1 Fatal ...r.a.h or r.a.p?
"Roger" wrote in message
...
On Sun, 5 Feb 2006 10:12:53 -0600, "Tater Schuld"
wrote:
I dont know. doing this at altitude makes the manuver safe, and learning
to
perfect it that way can give the pilot overconfidence.
best to make sure your'e never in the situation that call for such a
The only way to do that is to never get in an airplane.

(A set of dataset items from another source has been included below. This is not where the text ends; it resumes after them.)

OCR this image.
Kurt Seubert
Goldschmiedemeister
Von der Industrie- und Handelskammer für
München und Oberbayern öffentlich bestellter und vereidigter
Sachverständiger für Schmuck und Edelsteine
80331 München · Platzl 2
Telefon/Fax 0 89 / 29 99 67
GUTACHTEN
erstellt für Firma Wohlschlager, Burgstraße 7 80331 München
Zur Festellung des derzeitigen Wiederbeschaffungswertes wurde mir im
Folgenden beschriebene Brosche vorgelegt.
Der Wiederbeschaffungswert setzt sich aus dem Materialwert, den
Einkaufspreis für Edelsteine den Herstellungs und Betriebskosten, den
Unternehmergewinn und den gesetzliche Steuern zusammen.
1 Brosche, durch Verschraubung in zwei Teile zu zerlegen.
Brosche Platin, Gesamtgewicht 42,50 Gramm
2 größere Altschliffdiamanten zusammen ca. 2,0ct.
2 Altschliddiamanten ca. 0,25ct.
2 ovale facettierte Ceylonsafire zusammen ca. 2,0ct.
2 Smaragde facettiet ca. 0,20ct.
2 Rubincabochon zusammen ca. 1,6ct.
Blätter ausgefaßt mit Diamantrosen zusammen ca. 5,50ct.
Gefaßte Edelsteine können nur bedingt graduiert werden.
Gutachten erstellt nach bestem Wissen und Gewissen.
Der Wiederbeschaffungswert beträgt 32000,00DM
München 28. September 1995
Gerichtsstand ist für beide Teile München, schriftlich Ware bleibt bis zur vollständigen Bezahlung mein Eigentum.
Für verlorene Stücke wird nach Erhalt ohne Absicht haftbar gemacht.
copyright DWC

Here we only
have one runway out of four that really gives you an out and even then
you are looking at merging with express way traffic, IF you can make
it over, or under the over pass.
what I meant was that you shouldn't have been in the situation that you
didn't already have things planned out. the flight in question the pilot
tried to turn when he shouldn't have. he was close(?) to the altitude limit
that told him that he should fly straight but tried to turn.
my point is that if you practice the turn at altitude, it does not give the
same experience as doing it at the same altitude as the engine failure.
to properly do this, you'd have to practice the turn at the actual height of
the engine failure. that would be risky, but trying to duplicate it at high
altitudes eliminates variables that change.
I really cant explain this too well. If I was the pilot, I would have a set
altitude that I would never attempt the turn at in the situation, and stick
to that. it would definitely be higher than needed.